POP! RC1 blows up,leaving a daydreaming RC2 lost in his thoughts again as he doesn't even realize the first clone's unfortunate,and rather stupid, demise.
Meanwhile,Anakin and Rex were having a staring contest to determine the winner of the war. You see,they had shot each other at exactly the same time. Or at least if you ask Rex,for Anakin wasn't paying attention. He had been dreaming that pretty blue butterflies took over the galaxy after turning to the Dark Side,and the only way to stop them was to team up with the mystical Pink Lord of the Cats and destroy all the butterflies. Anakin mistook Rex for a butterfly because his armor had blue on it,so he started shooting like crazy before coming back to reality.

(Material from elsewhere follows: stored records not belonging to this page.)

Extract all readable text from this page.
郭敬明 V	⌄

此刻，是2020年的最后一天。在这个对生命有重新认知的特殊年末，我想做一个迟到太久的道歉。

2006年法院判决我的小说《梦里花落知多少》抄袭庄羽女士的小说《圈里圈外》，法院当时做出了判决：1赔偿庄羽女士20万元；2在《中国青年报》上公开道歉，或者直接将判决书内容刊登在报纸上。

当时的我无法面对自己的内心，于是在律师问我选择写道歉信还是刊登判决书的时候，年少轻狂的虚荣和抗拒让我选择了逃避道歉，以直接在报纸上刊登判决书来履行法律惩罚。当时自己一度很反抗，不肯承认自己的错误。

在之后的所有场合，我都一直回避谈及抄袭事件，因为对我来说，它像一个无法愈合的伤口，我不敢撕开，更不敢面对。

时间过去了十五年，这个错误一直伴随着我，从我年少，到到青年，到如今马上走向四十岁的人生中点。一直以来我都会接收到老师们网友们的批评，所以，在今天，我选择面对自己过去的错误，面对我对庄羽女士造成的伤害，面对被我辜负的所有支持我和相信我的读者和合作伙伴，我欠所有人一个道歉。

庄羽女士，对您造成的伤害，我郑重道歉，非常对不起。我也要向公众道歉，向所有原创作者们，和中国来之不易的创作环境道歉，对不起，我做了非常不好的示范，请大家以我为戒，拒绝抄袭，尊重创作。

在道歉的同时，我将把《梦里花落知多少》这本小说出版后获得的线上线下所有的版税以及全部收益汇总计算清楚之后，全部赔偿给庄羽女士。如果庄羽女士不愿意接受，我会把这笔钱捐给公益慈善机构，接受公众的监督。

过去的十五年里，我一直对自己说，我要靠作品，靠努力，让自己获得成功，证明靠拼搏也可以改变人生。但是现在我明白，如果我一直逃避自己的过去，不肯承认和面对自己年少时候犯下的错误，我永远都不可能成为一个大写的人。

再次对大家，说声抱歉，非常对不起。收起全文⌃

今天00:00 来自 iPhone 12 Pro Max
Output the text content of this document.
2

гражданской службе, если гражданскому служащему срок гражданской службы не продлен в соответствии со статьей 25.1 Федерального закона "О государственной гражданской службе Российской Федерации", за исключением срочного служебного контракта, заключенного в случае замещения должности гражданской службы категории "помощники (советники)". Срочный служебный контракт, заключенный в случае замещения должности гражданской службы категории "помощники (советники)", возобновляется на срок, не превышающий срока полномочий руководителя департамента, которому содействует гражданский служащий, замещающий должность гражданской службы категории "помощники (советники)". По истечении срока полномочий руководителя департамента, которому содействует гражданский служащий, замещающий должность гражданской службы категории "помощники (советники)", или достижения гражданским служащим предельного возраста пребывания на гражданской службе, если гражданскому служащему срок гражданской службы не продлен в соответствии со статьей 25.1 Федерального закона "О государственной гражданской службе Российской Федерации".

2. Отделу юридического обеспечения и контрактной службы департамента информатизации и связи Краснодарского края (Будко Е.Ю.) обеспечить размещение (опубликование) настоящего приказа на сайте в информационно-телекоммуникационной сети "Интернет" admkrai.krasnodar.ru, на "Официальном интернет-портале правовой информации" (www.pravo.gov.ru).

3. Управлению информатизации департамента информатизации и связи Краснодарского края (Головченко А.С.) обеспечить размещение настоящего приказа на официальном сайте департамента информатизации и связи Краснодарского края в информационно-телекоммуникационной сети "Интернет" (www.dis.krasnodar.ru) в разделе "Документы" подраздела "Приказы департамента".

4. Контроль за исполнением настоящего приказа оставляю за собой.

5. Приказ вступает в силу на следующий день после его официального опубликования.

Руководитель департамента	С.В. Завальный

"Ready,set,PO!" Mrs. Referee of Awesomeness and Princess and Also Queen of Everything That Is Cool Including Pickles No Matter What Master Skywalker Says yelled.
"Huh?" Rex asked,raising an eyebrow at her.
"I like watching Kung Fu Panda," she said simply.
"No,I mean all the extra titles."
"She insists we call her that. Don't ask why," Anakin muttered before slamming his head on the table to see how long it would take until he could see stars.
"Why?"
"HE SAID DON'T ASK!" Ahsoka screeched at the top of her lungs,as fire surrounded her and she cackled evilly.
"Ok...the Commander has gone crazy...General sir,shall we call the war a tie?"
"Uh,sure T-Rex dude,you-you do that," Anakin said as he continued banging his head on the table. He pressed a button and all the captured clones were let go. Turns out they were all being forced to listen to *shiver* J.B.
Later,later,la-la-la-later. Later *clap* Later later. Sorry,started thinking of a song,
Mrs. Referee of Awesomeness and Princess and Also Queen of Everything That Is Cool Including Pickles No Matter What Master Skywalker Says had been shot with a dart loaded with a sedative and dragged to the Healers,while Anakin (after passing out from "watching the pretty stars") was dragged there too upon their arrival at the Temple. As for the poor Clones who had been captured,they ended up forgetting about the whole thing after 5 minutes.
So,the moral of the story: Epic Duck is crazy and has way too much fun writing this random stuff. MUAHAHAHAHA!
I do lay claim to the title of "Mrs. Referee of Awesomeness and Princess and Also Queen of Everything That Is Cool Including Pickles No Matter What Master Skywalker Says."
I seriously don't know where that came from. I really don't know. Lol :D And I can tell you thr name of the song,if you want.